1. Poor source material
I won’t deny it: I didn’t like the book at all. I found it to be poorly written, overly long and largely devoid of plot. That is not, however, what I’m referring to here.
Much of The Host revolves around the interactions between Melanie and Wanderer/Wanda. Though Melanie is only capable of intermittent control over her own body, she and Wanda share a mental link through which she can transmit memories and communicate her thoughts. With the emphasis on internal dialogue so high, there was really no way that this could accurately be adapted to film.
For some reason, Andrew Niccol has opted to have Wanda speak out loud and Melanie talk via a voice-over. Personally, I’d have done it so that only Wanda’s side of the discussion could be heard.

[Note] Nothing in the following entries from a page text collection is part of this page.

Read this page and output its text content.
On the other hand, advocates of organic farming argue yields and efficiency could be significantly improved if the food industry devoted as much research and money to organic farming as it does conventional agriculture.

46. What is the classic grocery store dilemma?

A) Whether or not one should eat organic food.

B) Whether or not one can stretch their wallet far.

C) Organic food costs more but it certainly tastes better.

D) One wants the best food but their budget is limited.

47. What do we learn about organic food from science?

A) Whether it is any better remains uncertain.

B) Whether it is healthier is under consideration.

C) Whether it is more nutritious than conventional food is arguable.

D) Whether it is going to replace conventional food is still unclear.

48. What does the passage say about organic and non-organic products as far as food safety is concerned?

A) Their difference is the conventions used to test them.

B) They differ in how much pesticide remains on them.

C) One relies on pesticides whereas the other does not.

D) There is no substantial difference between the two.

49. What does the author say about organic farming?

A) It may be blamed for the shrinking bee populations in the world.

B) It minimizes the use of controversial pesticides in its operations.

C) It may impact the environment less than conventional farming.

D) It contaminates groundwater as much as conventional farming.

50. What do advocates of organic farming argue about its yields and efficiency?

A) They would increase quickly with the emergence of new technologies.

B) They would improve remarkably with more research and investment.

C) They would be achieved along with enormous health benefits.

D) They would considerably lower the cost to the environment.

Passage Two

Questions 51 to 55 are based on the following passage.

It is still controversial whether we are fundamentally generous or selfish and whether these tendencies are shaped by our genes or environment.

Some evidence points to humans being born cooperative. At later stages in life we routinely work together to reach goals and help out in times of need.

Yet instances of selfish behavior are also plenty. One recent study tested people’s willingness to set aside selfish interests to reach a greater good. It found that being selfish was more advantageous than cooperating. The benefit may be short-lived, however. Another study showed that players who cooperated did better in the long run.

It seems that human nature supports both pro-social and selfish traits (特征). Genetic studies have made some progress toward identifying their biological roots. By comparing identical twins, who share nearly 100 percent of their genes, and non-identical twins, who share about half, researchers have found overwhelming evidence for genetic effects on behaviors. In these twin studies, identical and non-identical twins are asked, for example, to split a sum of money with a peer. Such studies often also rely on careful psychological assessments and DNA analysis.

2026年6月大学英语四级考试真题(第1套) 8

This would move the movie further from the novel, but would at least have sounded less ridiculous to listen to.
An additional problem is the premise. Bodysnatcher romance just doesn’t have the same ring to it that vampire romance had.
2. Audience fatigue
Many paranormal romance movies have been released in the wake of the Twilight series. If the spectacular failure of Beautiful Creatures is anything to go by, audiences are already beginning to tire of it. It would perhaps have been a better idea to wait a while longer before releasing this movie, which brings me to…
3. Poor release timing.
Put simply, this should have been a summer release. March was not the right time at all, particularly as several big movies were still running at the time.
4. Lack of advertising
It seems that executives had either already given up on this movie or were assuming that having Meyer on board was enough. Either way, the film received surprisingly little publicity. Advertising for this movie was practically non-existent and many people still seem to be unaware that it even exists.
Personally, I’m not entirely sure what to think of all this. I have always considered Meyer to be highly overrated and can’t help but take a bit of childish pleasure at the thought of her finally encountering failure. On the other hand, I had hopes for this film and was disappointed to see it turn out the way it did. Furthermore, the success of The Host would have greatly bolstered interest in both parasitic/symbiotic aliens and science fiction in general, potentially spawning some very interesting stories (for me, at any rate) further down the line.
It is now very unlikely that this will spawn a movie series at all, let alone one on the scale of the Twilight Saga. Worse, the sequel novel is nowhere to be seen despite Meyer’s repeated assertions that one is in the making. Unless she does something soon, this movie’s failure could well mark the end of her time in the spotlight.